Pixie Awards Nominates Why Files Interactives
MADISON, WI, April 9, 2004—Sometimes in the world of computer software, less is more. This idea has paid off for Steve Ackerman and Tom Whittaker of the Space Science and Engineering Center, who were recently nominated for a Pixie Award, for “Web design featuring motion,” for their contribution to Why Files Interactives on the Why Files Web site. Designer Susan Medaris of the Why Files staff is also nominated. The Pixie Awards honor exceptional online and broadband motion picture productions. Pixie Awards are thought of by many as the Internet’s equivalent to the Academy Awards.
Whittaker, a computer program developer for SSEC’s Cooperative Institute for Meteorological Satellite Studies (CIMSS), believes the key to their success is simplicity. Their philosophy is to create a highly interactive applet, a small computer application written in the Java computer software language that gives a Web site interactive capabilities, while using a minimum number of parameters. This simplicity can make a complex topic like tornado formation easier to understand.
Ackerman, who directs CIMSS, and Whittaker created four interactive, weather-related Java applets for the Why Files, a science Web magazine produced at UW–Madison. One applet allows the user to adjust the funnel width and pressure difference of a tornado and then simulates the tornado accordingly. The tornado whips through the town, knocking over trees, lifting a cow off the ground and thrashing a Bucky Badger billboard. Another applet that demonstrates snowflake formation instructs users to click on different temperature zones within a cloud to see how the temperature affects formation. Intricate, and accurate, snowflakes grow and change with every click of the mouse.
Whittaker said the applets are designed to make learning about weather concepts fun and interactive. It is often easier to teach abstract weather concepts with an interactive demonstration than by reading about it in a book.
The Why Files applets are not the only applet project that Ackerman and Whittaker have completed. About four years ago, they created a Web site called Weather Wise, dedicated to “highly interactive teaching and training aids.” The site features numerous applets designed to help educators teach weather-related concepts to students in fourth grade and up. Ackerman and Whittaker’s philosophy for Weather Wise is to create interactive Web-based applets that can be integrated into curricula related to atmospheric science.

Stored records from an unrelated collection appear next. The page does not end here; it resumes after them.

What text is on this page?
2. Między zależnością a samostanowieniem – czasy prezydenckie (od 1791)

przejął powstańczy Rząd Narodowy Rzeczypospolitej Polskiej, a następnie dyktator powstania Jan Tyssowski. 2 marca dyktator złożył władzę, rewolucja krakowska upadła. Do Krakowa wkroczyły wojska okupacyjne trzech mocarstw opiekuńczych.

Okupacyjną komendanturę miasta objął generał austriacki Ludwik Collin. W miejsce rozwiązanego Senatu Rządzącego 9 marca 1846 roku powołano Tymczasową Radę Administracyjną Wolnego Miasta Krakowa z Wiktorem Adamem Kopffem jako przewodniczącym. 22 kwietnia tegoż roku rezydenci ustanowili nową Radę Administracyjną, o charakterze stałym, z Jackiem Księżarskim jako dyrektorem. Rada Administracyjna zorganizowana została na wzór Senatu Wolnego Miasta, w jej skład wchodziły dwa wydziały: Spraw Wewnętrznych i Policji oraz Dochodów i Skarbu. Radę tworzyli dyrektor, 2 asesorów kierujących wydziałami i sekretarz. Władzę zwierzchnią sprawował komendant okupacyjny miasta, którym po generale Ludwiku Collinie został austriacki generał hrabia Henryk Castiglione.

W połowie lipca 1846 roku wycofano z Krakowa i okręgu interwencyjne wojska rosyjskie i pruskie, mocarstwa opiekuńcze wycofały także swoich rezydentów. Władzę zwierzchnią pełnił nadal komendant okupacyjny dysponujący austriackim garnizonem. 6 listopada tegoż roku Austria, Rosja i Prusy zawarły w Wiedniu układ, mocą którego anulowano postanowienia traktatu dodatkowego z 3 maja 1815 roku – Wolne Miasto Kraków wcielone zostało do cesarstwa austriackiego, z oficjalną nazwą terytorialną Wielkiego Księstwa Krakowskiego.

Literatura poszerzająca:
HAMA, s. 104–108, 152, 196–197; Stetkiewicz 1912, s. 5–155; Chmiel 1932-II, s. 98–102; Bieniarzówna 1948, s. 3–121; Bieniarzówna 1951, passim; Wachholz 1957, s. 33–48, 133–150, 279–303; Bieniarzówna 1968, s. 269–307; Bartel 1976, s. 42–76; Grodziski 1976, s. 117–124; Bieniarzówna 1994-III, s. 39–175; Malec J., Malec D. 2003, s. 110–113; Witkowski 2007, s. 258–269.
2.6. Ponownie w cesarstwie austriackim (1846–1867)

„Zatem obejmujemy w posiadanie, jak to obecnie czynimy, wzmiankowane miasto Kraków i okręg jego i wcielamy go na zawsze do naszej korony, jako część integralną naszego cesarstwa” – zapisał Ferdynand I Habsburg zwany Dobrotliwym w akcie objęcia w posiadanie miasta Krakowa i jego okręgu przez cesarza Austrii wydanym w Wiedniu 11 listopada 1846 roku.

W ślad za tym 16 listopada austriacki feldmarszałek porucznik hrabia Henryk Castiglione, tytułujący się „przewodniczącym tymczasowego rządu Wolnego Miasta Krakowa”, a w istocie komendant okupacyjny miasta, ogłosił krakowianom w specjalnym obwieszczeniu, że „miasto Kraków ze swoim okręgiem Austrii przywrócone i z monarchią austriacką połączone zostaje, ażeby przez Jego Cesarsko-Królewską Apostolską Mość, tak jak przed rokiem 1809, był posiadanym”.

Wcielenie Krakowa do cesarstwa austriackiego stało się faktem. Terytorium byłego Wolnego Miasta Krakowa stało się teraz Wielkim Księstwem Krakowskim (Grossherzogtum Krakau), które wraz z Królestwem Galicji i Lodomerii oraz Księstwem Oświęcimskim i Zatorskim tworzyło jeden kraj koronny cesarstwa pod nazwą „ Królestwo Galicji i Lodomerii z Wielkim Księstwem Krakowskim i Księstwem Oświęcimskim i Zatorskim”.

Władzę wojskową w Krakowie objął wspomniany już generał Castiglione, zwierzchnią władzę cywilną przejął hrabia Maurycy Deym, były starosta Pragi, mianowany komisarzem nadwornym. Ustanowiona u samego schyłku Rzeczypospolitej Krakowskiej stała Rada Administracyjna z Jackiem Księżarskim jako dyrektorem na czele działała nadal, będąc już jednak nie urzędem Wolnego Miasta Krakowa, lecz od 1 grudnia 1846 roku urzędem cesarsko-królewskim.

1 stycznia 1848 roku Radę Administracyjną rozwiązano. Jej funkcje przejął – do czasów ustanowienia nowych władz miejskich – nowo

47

One applet that is particularly useful in a classroom setting simulates the conditions that are necessary for a thunderstorm to form, by allowing the user to change the pressure and temperature on a graph. When favorable conditions occur, a thunderstorm forms. Teachers can use the applet in any way that fits their specific needs. A fifth grade teacher may simply use the applet to show that temperature and pressure are factors that affect thunderstorms. Alternately, a high school teacher may have students calculate the exact conditions that are necessary for a thunderstorm to form using the applet.
As for the Pixie Award, Whittaker said he is “surprised because it [the Java applet] is not a traditional motion picture, but that is a good thing because it is opening up the scope for awards.” The winners will be announced in early September 2004 by the Directors Board Awards for Excellence in Broadband Motion Pixure Production in Hollywood.